When we were kids, my siblings and I had big, plastic pumpkin baskets with thick black handles. These orange spoils chests were what we lugged from house to house on Halloween night. When our trick-or-treat rampage was over, we’d upend the bulging tubs onto the kitchen table, pouring out pounds of sugar. After our parents inspected everything, the free-for-all of trading, arguing and gorging began. Thinking about it now makes my teeth ache. If the thought of helping children ingest gobs of high-fructose corn syrup, artificial flavors and blue dye #4 makes you a bit queasy, you might want to consider some non-candy options for trick-or-treaters.
The Internet is cobwebbed with ideas for healthy trick-or-treats. Little bags of peanuts, individual servings of pretzels or sacks of seeds are recurring themes. These snacks are fine, if you’re hungry and stuck in a traffic jam. But here’s the problem: they’re not that exciting. You want to walk the delicate line between things that are bad for kids and things that are boring. We’ve compiled a list of items—unusual, artsy, and none of them edible—that you can drop into trick-or-treater’s bags this year.
You can get petite versions of everything from classics, to fairy stories, to the US Constitution. Promote literacy and indulge the love a lot of kids have for small things. For a cool DIY spin, let your own kids create the books, making up stories or sharing events from their lives. Younger authors can make picture books. A few staples later and you’ve got a family of zinesters. For a twist, use heavier paper stock and try to make flipbooks.
It sounds like a threat for bad behavior, but think about how excited you were to find a really sparkly, shiny or weird rock on the ground. If you and your progeny hike, camp or go to the beach a lot, this is an option for you. Double points if you happen to have a rock polisher. Gather some special pebbles—or downsize your current collection—wash them off, and hand them out. This can also work with shells or intriguing beads.

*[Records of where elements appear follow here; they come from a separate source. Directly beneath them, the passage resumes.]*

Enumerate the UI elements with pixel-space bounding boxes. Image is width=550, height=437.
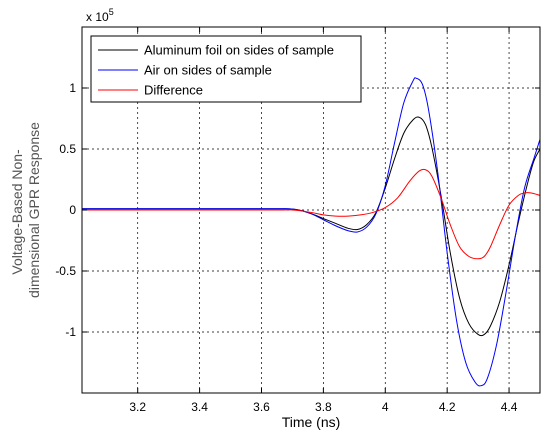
x-tick-label: 3.4 xyxy=(191,400,208,414)
legend-label: Aluminum foil on sides of sample xyxy=(144,43,334,58)
tick-labels: 3.2 3.4 3.6 3.8 4 4.2 4.4 -1 -0.5 0 0.5 1 xyxy=(55,81,517,414)
ticks xyxy=(82,27,540,393)
series-line-2 xyxy=(82,77,540,387)
x-tick-label: 3.2 xyxy=(129,400,146,414)
y-tick-label: -1 xyxy=(65,325,76,339)
x-axis-label: Time (ns) xyxy=(282,414,341,430)
y-tick-label: 0.5 xyxy=(59,142,76,156)
exponent-label: x 105 xyxy=(86,7,114,24)
y-tick-label: 0 xyxy=(69,203,76,217)
legend-entries: Aluminum foil on sides of sample Air on s… xyxy=(98,43,334,98)
y-axis-label: Voltage-Based Non- dimensional GPR Respo… xyxy=(9,122,42,298)
legend-label: Difference xyxy=(144,83,203,98)
x-tick-label: 4 xyxy=(382,400,389,414)
legend: Aluminum foil on sides of sample Air on s… xyxy=(90,35,362,103)
y-axis-label-line-2: dimensional GPR Response xyxy=(26,122,42,298)
legend-label: Air on sides of sample xyxy=(144,63,272,78)
legend-box xyxy=(90,35,362,103)
x-tick-label: 4.4 xyxy=(501,400,518,414)
x-tick-label: 3.6 xyxy=(253,400,270,414)
y-tick-label: -0.5 xyxy=(55,264,76,278)
exponent-power: 5 xyxy=(109,7,114,17)
x-tick-label: 4.2 xyxy=(439,400,456,414)
series-group xyxy=(82,77,540,387)
x-tick-label: 3.8 xyxy=(315,400,332,414)
series-line-3 xyxy=(82,168,540,260)
y-axis-label-line-1: Voltage-Based Non- xyxy=(9,149,25,275)
y-tick-label: 1 xyxy=(69,81,76,95)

Give the gift of curiosity! Small, plastic magnifiers come much cheaper than you might think. In some cases they are even available at party supply stores. If you want to involve your own mini-scientists, have them spend an afternoon in the yard or the kitchen, inspecting the tiny details of their worlds. They can then write little lists or descriptions of what they saw, to attach to the magnifying glasses you hand out.
One way to do this is to go to a used bookstore and find a cheap volume by a favorite poet. You can then tear out individual poems, (make sure the author’s name is written somewhere on each one), fold them up into little packages and tie some orange and black ribbon around them. You can also type poems or hand-write them on colored paper. Think about what your own kids like. Shel Silverstein would be a winner for all ages. Some creepier stuff from, say, Scary Stories to Tell in the Dark, would be appropriate for later elementary and up.
You could go in multiple directions with this category. Crosswords or Sudoku booklets and other written brainteasers are an easy find. There are also uncounted versions of the two metal shapes entwined together that slide easily apart if turned just the right ways. Look at you, helping kids form new pathways in their brains!
Depending on your own proclivities and how much you’re willing to spend, you can use run-o’-the-mill six sided dice, or get fancier. The imaginations of children are infinite, as are the play uses they will find for dice. If you want to point them in a starting direction, you can print or write the rules to some dice games and wrap the trinkets up inside. Dice makers Chessex even offer bulk dice by the pound, which includes a random selection of various die shapes and colors.
There are so many options in this category, and all of them spark creativity. There are crayons shaped like bones, bats and dinosaurs, which are especially Halloween appropriate. Tiny watercolor sets, mini boxes of colored pencils and even micro canisters of Play-Doh exist for the giving. Surely neighborhood parents will appreciate the time their kids are absorbed in making stuff, and you can feel good knowing you’re bolstering the next generation of artists.